In this study, the importance of the symbiont algae and the bacterial community to the physiology of the coral E. paradivisa during a heat stress was evaluated. The symbiosis effect was tested by creating apo-symbiotic corals as described above. Pairwise comparisons of the photosynthetic maximal quantum yield (Fv/Fm) of the polyps with algal symbionts showed no significant differences at any temperature, time point or antibiotic exposure (Two-way ANOVA, F interaction = 1.4, p = 0.118) and the average Fv/Fm value was 0.6. Apo-symbiotic polyps consistently gave zero yield during the experiment (Figure S1), and, as we showed in an accompanied paper [35][2] no algal cells and chlorophyll a were detected, as expected. While the presence or absence of symbiosis is relatively straight forward, the bacterial community did not disappear completely due to the antibiotic treatment, but rather the species composition was depleted and shifted, as will be presented and discussed below (see Figure S2 for effect of antibiotic exposure on culturable bacteria abundance).

Clusters in Host Gene Expression and Bacterial Communities

We inspected the response of host gene expression and its bacterial community composition to the increasing temperature and antibiotic treated (Figure 2). The multi-dimensional scaling (MDS) clustering displays the gene expression variance of the 29 tested samples.

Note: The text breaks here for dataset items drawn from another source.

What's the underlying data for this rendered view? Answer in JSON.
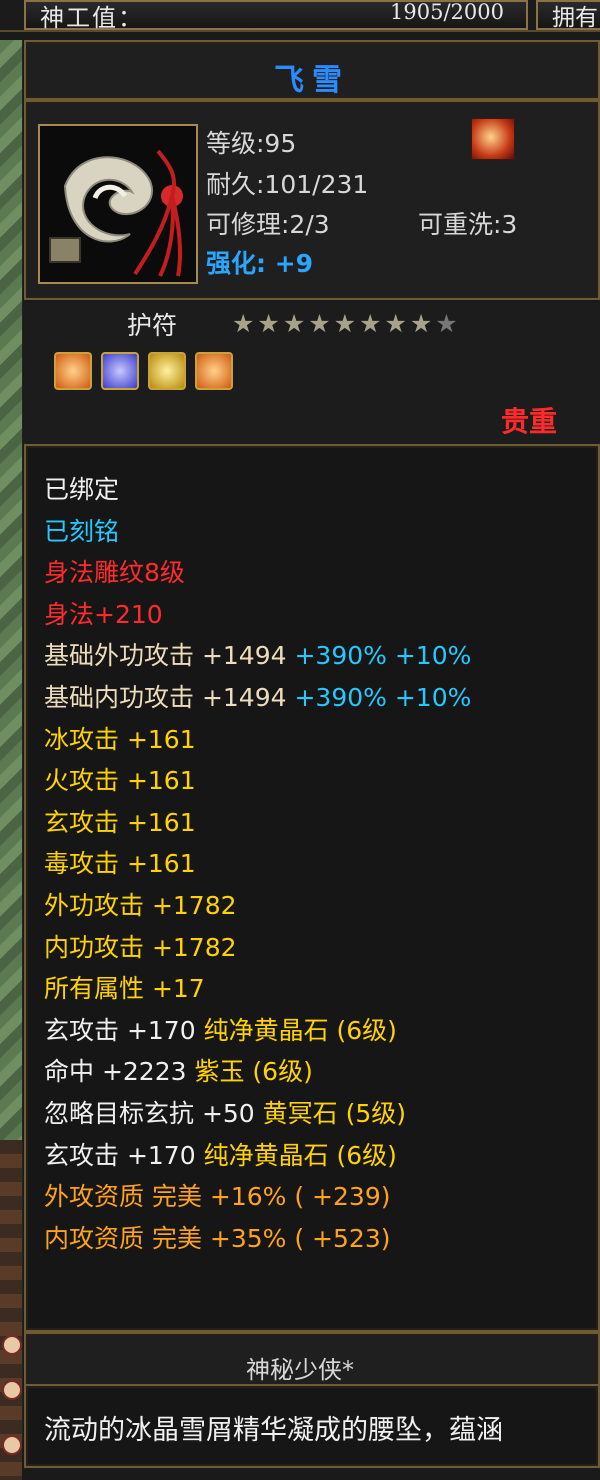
{
  "topbar": {
    "label": "神工值：",
    "value": "1905/2000",
    "right_label": "拥有"
  },
  "item": {
    "name": "飞雪",
    "level": "等级:95",
    "durability": "耐久:101/231",
    "repairable": "可修理:2/3",
    "rewash": "可重洗:3",
    "enhance": "强化: +9",
    "amulet_label": "护符",
    "stars_filled": "★★★★★★★★",
    "stars_empty": "★",
    "rarity": "贵重",
    "gems": [
      "gem-orange",
      "gem-blue",
      "gem-yellow",
      "gem-orange"
    ]
  },
  "attributes": [
    {
      "text": "已绑定",
      "color": "white"
    },
    {
      "text": "已刻铭",
      "color": "cyan"
    },
    {
      "text": "身法雕纹8级",
      "color": "red"
    },
    {
      "text": "身法+210",
      "color": "red"
    },
    {
      "text": "基础外功攻击 +1494",
      "extra": " +390% +10%",
      "color": "beige"
    },
    {
      "text": "基础内功攻击 +1494",
      "extra": " +390% +10%",
      "color": "beige"
    },
    {
      "text": "冰攻击 +161",
      "color": "yellow"
    },
    {
      "text": "火攻击 +161",
      "color": "yellow"
    },
    {
      "text": "玄攻击 +161",
      "color": "yellow"
    },
    {
      "text": "毒攻击 +161",
      "color": "yellow"
    },
    {
      "text": "外功攻击 +1782",
      "color": "yellow"
    },
    {
      "text": "内功攻击 +1782",
      "color": "yellow"
    },
    {
      "text": "所有属性 +17",
      "color": "yellow"
    },
    {
      "text": "玄攻击 +170 ",
      "extra": "纯净黄晶石 (6级)",
      "color": "white",
      "extra_color": "yellow"
    },
    {
      "text": "命中 +2223 ",
      "extra": "紫玉 (6级)",
      "color": "white",
      "extra_color": "yellow"
    },
    {
      "text": "忽略目标玄抗 +50 ",
      "extra": "黄冥石 (5级)",
      "color": "white",
      "extra_color": "yellow"
    },
    {
      "text": "玄攻击 +170 ",
      "extra": "纯净黄晶石 (6级)",
      "color": "white",
      "extra_color": "yellow"
    },
    {
      "text": "外攻资质  完美 +16% ( +239)",
      "color": "orange"
    },
    {
      "text": "内攻资质  完美 +35% ( +523)",
      "color": "orange"
    }
  ],
  "owner": "神秘少侠*",
  "description": "流动的冰晶雪屑精华凝成的腰坠，蕴涵"
}
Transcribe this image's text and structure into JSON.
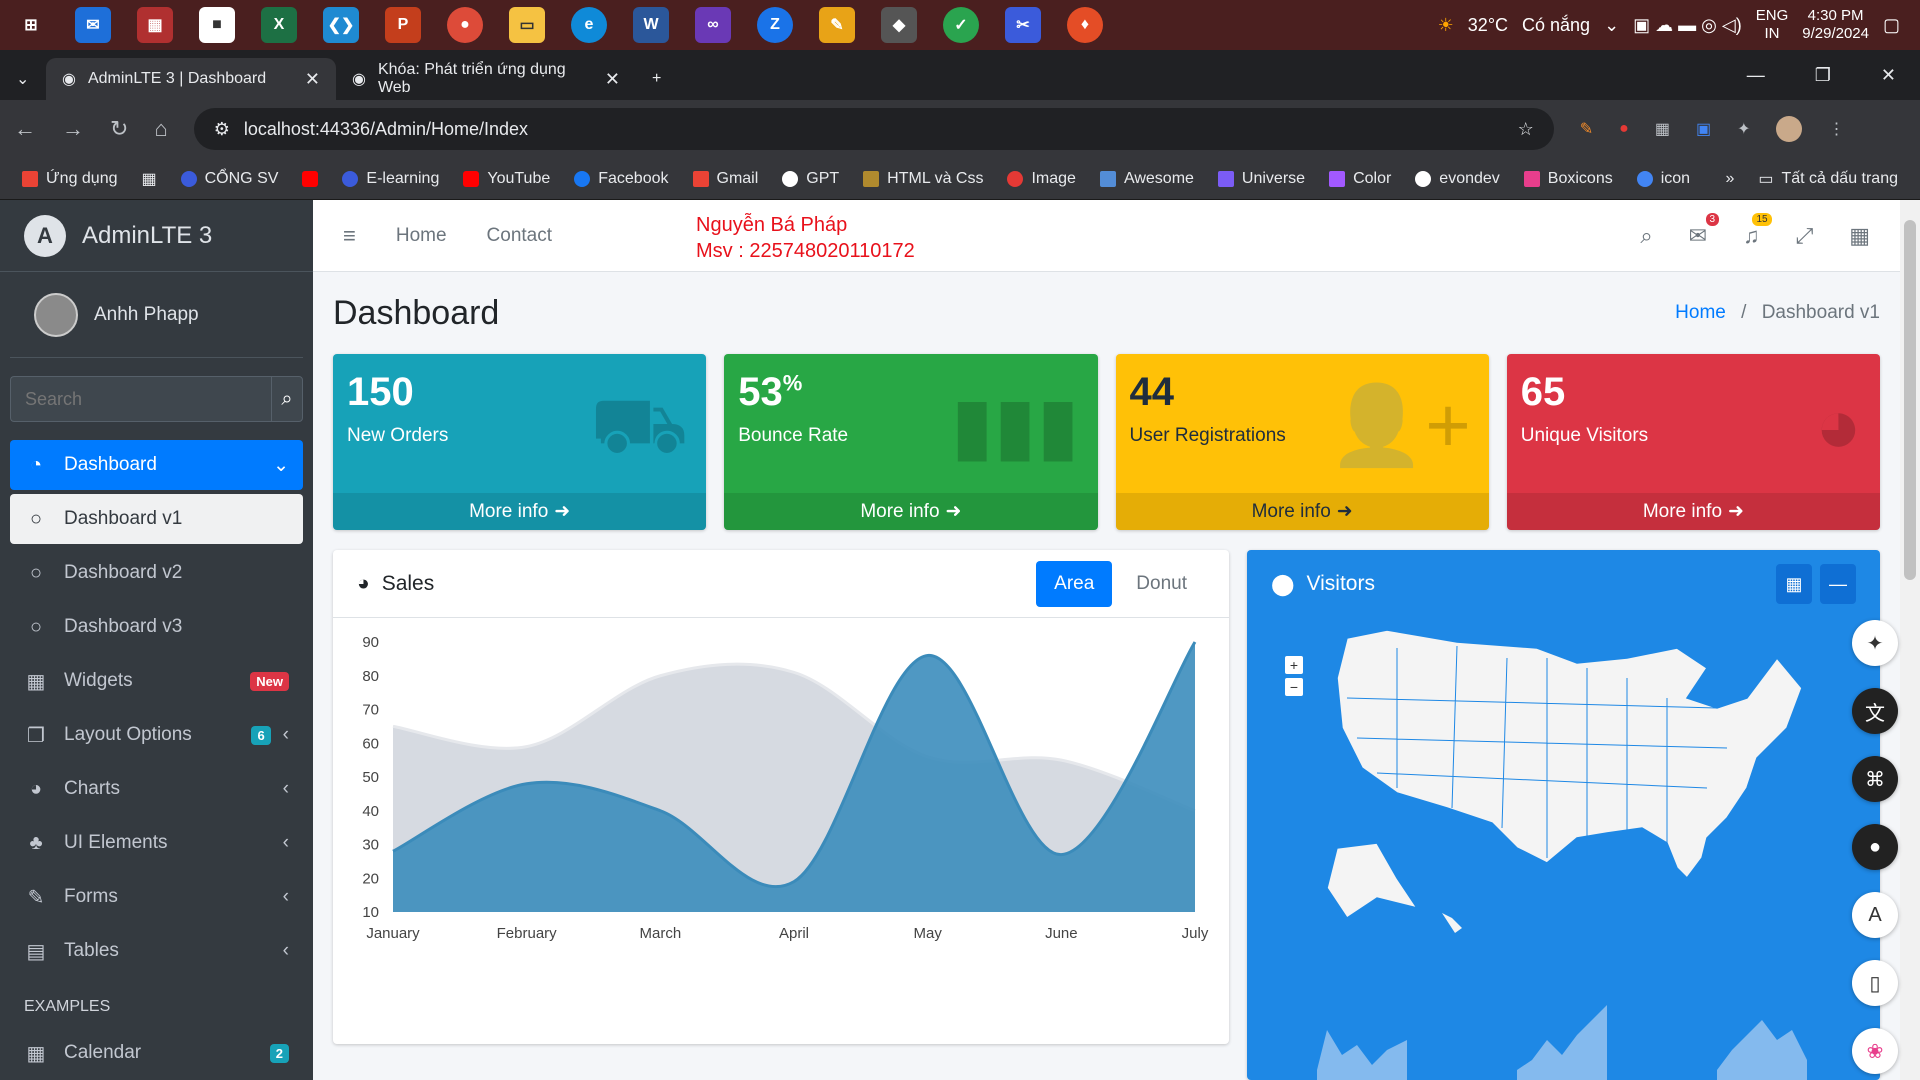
{
  "taskbar": {
    "weather": "32°C",
    "weather_desc": "Có nắng",
    "lang": "ENG",
    "lang2": "IN",
    "time": "4:30 PM",
    "date": "9/29/2024"
  },
  "browser": {
    "tabs": [
      {
        "label": "AdminLTE 3 | Dashboard"
      },
      {
        "label": "Khóa: Phát triển ứng dụng Web"
      }
    ],
    "url": "localhost:44336/Admin/Home/Index",
    "bookmarks": [
      "Ứng dụng",
      "CỔNG SV",
      "E-learning",
      "YouTube",
      "Facebook",
      "Gmail",
      "GPT",
      "HTML và Css",
      "Image",
      "Awesome",
      "Universe",
      "Color",
      "evondev",
      "Boxicons",
      "icon"
    ],
    "all_bookmarks": "Tất cả dấu trang"
  },
  "sidebar": {
    "brand": "AdminLTE 3",
    "brand_logo": "A",
    "user": "Anhh Phapp",
    "search_placeholder": "Search",
    "items": [
      {
        "label": "Dashboard",
        "icon": "tachometer-icon"
      },
      {
        "label": "Dashboard v1"
      },
      {
        "label": "Dashboard v2"
      },
      {
        "label": "Dashboard v3"
      },
      {
        "label": "Widgets",
        "badge": "New"
      },
      {
        "label": "Layout Options",
        "badge": "6"
      },
      {
        "label": "Charts"
      },
      {
        "label": "UI Elements"
      },
      {
        "label": "Forms"
      },
      {
        "label": "Tables"
      }
    ],
    "examples_header": "EXAMPLES",
    "calendar": {
      "label": "Calendar",
      "badge": "2"
    }
  },
  "navbar": {
    "home": "Home",
    "contact": "Contact",
    "student_name": "Nguyễn Bá Pháp",
    "student_id": "Msv : 225748020110172",
    "messages_badge": "3",
    "notif_badge": "15"
  },
  "header": {
    "title": "Dashboard",
    "crumb_home": "Home",
    "crumb_sep": "/",
    "crumb_current": "Dashboard v1"
  },
  "boxes": [
    {
      "value": "150",
      "label": "New Orders",
      "more": "More info",
      "color": "#17a2b8"
    },
    {
      "value": "53",
      "suffix": "%",
      "label": "Bounce Rate",
      "more": "More info",
      "color": "#28a745"
    },
    {
      "value": "44",
      "label": "User Registrations",
      "more": "More info",
      "color": "#ffc107"
    },
    {
      "value": "65",
      "label": "Unique Visitors",
      "more": "More info",
      "color": "#dc3545"
    }
  ],
  "sales": {
    "title": "Sales",
    "tab_area": "Area",
    "tab_donut": "Donut"
  },
  "visitors": {
    "title": "Visitors"
  },
  "chart_data": {
    "type": "area",
    "categories": [
      "January",
      "February",
      "March",
      "April",
      "May",
      "June",
      "July"
    ],
    "series": [
      {
        "values": [
          65,
          59,
          80,
          81,
          56,
          55,
          40
        ],
        "color": "#d2d6de"
      },
      {
        "values": [
          28,
          48,
          40,
          19,
          86,
          27,
          90
        ],
        "color": "#3c8dbc"
      }
    ],
    "ylim": [
      10,
      90
    ],
    "yticks": [
      10,
      20,
      30,
      40,
      50,
      60,
      70,
      80,
      90
    ]
  }
}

The samples were grouped into clusters primarily by symbiotic morph factor (symbiotic vs. apo-symbiotic) and colony origin (original coral) without apparent effect of temperature or antibiotic treatment (Figure 2A).

Similarly, the bacterial communities clustered according to the coral state first (symbiotic or apo-symbiotic) but in contrast to gene expression, we see here subdivision according to antibiotic exposure rather than temperature (dashed line in Figure 2B). Another observation to note is that in the symbiotic corals, the 24 and 28 °C bacterial communities clustered together and separately from the 32 °C treatment. But, in the apo-symbiotic corals, the 28 °C and 32 °C treatments clustered together and separately from the 24 °C treatment. Also worth noting is that the separation between the antibiotics treated and un-treated groups was more distinctive in the apo-symbiotic polyps (Figure 2B).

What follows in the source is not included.